# Serge/Sergie Rachmaninoff/Rachmaninov



## trojan-rabbit

There's so many ways to say and spell his name  Does anyone know what it was officially?


----------



## Ephemerid

His actual name would've been in Cyrillic (I think?) so its all transliteration anyway. Likewise this would go for Stravinski/Stravinsky/Strawinski (that one is a German transliteration I think?)... Profofiev/Prokofieff... Dostoevski/Dostoevsky... Tolstoi/Tolstoy etc. I'm not sure what determines the different ways of transliterating Russian words & names into the western European alphabet, but its probably some sort of system like how Chinese has two systems of transliteration, Wales-Giles and Pinyin. 
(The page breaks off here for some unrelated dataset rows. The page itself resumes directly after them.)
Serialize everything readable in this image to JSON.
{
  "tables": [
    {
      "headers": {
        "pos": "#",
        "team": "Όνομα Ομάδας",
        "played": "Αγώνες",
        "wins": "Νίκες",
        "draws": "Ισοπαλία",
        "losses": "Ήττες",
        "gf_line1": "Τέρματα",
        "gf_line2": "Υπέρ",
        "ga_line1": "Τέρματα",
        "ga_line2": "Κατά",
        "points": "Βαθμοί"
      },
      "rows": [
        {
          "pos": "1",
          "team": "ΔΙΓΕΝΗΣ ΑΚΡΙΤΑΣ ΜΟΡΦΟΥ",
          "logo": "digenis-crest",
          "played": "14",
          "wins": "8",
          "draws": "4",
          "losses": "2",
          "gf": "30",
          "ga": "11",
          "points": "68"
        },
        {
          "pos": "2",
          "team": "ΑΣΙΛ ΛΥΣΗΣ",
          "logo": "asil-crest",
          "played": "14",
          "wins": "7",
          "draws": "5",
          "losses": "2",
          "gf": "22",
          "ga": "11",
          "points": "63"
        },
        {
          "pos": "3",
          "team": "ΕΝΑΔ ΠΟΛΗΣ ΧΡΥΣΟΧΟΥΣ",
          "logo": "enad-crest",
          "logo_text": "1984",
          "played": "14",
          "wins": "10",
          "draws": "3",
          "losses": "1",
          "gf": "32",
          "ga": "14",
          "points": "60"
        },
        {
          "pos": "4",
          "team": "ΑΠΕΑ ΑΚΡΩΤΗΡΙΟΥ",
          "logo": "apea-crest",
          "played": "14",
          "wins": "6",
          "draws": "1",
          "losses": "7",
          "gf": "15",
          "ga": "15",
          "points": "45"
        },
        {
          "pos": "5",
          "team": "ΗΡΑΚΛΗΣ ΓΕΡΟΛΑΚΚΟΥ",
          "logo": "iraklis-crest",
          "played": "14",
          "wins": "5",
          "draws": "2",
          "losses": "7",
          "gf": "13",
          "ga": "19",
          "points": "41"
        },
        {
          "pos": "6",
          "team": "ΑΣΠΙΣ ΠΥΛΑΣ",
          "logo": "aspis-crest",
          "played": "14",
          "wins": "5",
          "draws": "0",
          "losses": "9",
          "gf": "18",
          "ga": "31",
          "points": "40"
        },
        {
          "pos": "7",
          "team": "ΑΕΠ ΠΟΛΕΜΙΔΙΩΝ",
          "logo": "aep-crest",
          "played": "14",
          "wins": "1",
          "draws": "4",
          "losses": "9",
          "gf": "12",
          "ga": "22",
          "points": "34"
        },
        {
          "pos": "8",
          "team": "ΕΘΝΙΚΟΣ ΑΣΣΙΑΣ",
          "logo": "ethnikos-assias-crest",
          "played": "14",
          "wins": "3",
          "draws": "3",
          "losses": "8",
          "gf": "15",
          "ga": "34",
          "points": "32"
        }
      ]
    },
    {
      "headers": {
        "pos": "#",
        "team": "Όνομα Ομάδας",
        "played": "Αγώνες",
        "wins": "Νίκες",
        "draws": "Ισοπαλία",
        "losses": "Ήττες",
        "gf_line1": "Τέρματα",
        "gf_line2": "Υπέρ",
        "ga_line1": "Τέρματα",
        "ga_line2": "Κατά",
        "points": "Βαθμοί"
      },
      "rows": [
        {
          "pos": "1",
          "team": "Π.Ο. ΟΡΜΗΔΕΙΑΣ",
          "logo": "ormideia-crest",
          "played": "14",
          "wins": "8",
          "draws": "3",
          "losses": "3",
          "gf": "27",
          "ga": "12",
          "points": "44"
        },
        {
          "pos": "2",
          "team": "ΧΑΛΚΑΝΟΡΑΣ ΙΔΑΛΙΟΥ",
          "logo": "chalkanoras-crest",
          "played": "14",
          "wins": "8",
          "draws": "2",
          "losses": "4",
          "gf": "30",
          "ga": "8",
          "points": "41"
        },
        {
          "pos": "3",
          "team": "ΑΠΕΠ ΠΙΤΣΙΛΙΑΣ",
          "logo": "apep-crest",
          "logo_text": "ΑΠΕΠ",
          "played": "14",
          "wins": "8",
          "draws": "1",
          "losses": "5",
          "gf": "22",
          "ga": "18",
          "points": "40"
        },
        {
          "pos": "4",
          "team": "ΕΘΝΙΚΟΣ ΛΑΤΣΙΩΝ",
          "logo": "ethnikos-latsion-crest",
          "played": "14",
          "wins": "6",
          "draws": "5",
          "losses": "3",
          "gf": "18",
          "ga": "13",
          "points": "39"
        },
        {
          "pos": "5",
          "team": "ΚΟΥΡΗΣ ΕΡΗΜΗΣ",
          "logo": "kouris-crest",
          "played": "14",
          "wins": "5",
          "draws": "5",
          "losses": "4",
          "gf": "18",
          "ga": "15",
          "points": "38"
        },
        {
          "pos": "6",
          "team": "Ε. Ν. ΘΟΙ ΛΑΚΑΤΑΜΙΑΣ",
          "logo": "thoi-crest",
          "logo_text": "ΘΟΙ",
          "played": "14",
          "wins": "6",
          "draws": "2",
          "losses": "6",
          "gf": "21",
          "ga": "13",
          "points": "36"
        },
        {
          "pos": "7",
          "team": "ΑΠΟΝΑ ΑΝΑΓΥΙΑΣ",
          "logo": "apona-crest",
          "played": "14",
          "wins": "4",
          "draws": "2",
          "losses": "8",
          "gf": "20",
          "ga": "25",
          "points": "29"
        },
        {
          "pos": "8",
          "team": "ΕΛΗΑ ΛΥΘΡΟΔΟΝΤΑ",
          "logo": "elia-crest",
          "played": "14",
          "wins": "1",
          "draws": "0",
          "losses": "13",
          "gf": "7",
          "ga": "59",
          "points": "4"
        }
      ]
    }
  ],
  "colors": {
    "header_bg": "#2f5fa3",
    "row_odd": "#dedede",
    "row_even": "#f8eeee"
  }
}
So I guess there is no official way, though I guess if there are two (or more?) transliteration systems for Cyrillic you'd have to be consistent? 

~josh


----------



## Ephemerid

ACK! Its a lot more complicated than I thought! LOL

~josh


----------



## trojan-rabbit

Wow....  


I'll just stick with Rachmaninoff


----------



## Ephemerid

PUT IT BACK IN THE BOX!!! LOL

~josh


----------



## Mr Salek

i think it depends on tha language you're using: german or english.
if you are familiar with phonetics in both languages, you'll notice that rachmaninov and rachmaninoff, shostakovich and schostakowitsch and tchaikovsky and tschaikowski all read the same.


----------



## artisan

Well, I do know that in German, a w makes a v sound... 
Actually, I used to speak Pennsylvania Dutch fluently, but I have forgotten most of it now. Pennsylvania Dutch has a lot of english mixed in with it anyway.


----------